- Created by: Andy Hamilton; Guy Jenkin;
- Written by: Andy Hamilton; Guy Jenkin;
- Starring: Ben Miller; Hugh Dennis;
- Opening theme: "Hit the Road Jack"
- Composer: Philip Pope
- Country of origin: United Kingdom
- Original language: English
- No. of series: 1
- No. of episodes: 5

Production
- Executive producer: Jimmy Mulville
- Running time: 25 minutes
- Production company: Hat Trick Productions

Original release
- Network: Channel 4
- Release: 21 April – 6 May 2015

= Ballot Monkeys =

2015 British comedy television series

Ballot Monkeys is a British comedy television series that appeared on Channel 4 in the run up to the 2015 general election. The five-part series was focused on various campaign buses belonging to the Conservative Party, Labour Party, Liberal Democrats, and UK Independence Party (UKIP) and groups of mid-level party campaign organisers as they embark on their respective election campaigns.

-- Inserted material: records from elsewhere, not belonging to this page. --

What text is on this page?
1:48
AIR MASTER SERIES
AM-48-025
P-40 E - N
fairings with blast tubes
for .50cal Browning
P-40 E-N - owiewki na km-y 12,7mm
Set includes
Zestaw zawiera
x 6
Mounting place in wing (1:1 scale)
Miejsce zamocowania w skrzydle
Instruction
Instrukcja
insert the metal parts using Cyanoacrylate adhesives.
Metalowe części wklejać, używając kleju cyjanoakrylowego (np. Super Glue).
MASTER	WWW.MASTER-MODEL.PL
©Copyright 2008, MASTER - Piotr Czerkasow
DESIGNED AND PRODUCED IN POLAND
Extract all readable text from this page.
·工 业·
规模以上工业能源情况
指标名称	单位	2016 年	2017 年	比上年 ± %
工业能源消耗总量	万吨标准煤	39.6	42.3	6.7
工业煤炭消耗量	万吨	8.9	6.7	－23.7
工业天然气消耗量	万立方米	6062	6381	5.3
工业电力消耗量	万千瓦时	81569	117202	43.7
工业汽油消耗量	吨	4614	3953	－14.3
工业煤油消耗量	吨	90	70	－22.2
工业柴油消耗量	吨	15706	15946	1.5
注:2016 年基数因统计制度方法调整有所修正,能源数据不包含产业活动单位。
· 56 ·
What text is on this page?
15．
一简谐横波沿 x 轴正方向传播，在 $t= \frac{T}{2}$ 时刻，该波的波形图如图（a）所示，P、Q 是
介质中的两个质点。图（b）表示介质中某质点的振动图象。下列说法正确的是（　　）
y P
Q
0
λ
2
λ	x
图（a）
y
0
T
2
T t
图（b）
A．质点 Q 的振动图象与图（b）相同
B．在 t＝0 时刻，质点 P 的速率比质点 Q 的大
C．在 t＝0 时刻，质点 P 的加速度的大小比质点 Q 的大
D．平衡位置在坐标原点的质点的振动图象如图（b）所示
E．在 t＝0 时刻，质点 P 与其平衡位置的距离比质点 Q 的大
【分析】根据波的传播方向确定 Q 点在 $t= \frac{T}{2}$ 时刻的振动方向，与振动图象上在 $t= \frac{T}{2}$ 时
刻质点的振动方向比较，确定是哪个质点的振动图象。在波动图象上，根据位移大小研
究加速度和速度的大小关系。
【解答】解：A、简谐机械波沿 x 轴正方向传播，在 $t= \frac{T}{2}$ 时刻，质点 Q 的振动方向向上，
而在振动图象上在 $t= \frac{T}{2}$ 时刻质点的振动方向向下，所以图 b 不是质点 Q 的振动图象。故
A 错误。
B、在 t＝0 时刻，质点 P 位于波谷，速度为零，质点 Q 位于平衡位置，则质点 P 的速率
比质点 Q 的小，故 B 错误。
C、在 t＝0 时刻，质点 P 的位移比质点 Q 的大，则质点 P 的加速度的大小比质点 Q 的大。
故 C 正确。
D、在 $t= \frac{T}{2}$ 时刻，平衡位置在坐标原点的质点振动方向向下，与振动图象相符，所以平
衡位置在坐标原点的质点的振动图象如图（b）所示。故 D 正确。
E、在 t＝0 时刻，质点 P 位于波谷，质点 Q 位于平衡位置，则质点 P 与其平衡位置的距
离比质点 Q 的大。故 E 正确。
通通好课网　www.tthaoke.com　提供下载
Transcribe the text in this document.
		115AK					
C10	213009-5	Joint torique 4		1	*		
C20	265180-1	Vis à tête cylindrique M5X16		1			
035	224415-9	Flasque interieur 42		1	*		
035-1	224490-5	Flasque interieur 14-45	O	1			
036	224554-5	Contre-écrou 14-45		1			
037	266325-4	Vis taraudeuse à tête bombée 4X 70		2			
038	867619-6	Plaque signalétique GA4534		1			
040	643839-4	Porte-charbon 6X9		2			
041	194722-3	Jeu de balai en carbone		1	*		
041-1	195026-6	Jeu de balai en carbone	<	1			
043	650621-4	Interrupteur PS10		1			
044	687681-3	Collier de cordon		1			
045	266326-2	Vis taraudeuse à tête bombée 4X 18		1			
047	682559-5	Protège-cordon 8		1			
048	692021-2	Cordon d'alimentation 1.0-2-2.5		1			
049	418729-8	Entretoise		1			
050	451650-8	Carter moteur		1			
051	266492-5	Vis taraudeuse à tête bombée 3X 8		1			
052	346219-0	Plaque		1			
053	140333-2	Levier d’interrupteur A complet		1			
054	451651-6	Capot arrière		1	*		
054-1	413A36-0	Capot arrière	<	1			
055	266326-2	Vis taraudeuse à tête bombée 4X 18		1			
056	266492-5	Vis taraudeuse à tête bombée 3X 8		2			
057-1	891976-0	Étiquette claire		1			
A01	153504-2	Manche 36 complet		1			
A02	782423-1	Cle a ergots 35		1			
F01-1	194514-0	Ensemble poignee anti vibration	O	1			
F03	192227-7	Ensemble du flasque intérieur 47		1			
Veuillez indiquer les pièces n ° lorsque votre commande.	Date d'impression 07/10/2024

The series was written by Andy Hamilton and Guy Jenkin. Episodes were written and produced within hours of transmission, allowing the characters to react to recent real-world events.

==Overview==
The series cuts between the Conservative, Labour, Liberal Democrat and UKIP buses. Apart from a brief phone call at the end of the last episode, the groups do not interact with each other. All scenes are shot inside or in the immediate vicinity of the campaign buses, and much of the humour comes from the candidates speaking candidly in private about their party and campaign in ways they would not in public.

===Conservatives===
In the Conservative group nominal leader Martin (Hugh Dennis), a frustrated one-nation conservative, clashes with the well-connected Baz (Jimmy Akingbola), who openly supports what he considers to be Boris Johnson's inevitable rise to power and is far more willing to engage in more cynical campaign ploys. Women's issues consultant Siobhan (Hattie Morahan) feels marginalised by both men. The group is completed by dim-witted and politically uninformed intern Ruby (Liz Kingsman), who the group is forced to employ as she is the daughter of a major party donor.

===Labour===
In the Labour group, Jack (Trevor Cooper), a long time party supporter, is confused and dismayed by how the party, politics, and campaigning has changed. Social media organiser Conor (Theo Barklem-Biggs) continually suggests unhelpful online strategies, mostly to the chagrin of co-ordinator Christine (Daisy Haggard). The advice of American political strategy consultant Melanie (Kathleen Rose Perkins), who frequently attempts to secure a future job in the 2016 presidential election campaign, grates with her English colleagues.

===Liberal Democrats===
Liberal Democrat Kevin (Ben Miller), dismayed at the poor electoral prospects of his party, the last five years of coalition government, and a recent divorce, suffers a nervous breakdown, showing increasingly erratic behaviour as the series progresses. Assistant Charlotte (Esther Smith), tries to help, but party grandee Simon (Michael Fenton Stevens) repeatedly refuses to acknowledge that a problem exists.

===UK Independence Party===
In the UKIP bus, communications manager Gerry (Andy Nyman), a UKIP supporter on purely Eurosceptic grounds, struggles to prevent political damage arising from the offensive comments and behaviour of other UKIP members, including those of openly bigoted logistics manager Kate (Sarah Hadland). The bus is driven by Obi (Rhashan Stone), a friendly and resourceful Somalian immigrant. Gerry and Obi strike up a friendship, bonding over a mutual love of Star Wars, while Kate views him with suspicion due to his race. Gerry is forced to fire Obi after he learns he is an illegal immigrant, and his replacement Mick (Steven O'Donnell) is far more aligned with Kate's bigoted worldview.

==Power Monkeys==

A sequel series, Power Monkeys began airing on 8 June 2016. While retaining the same up-to-the-minute production style, the new series focuses more broadly on current events, such as the EU referendum or the American election.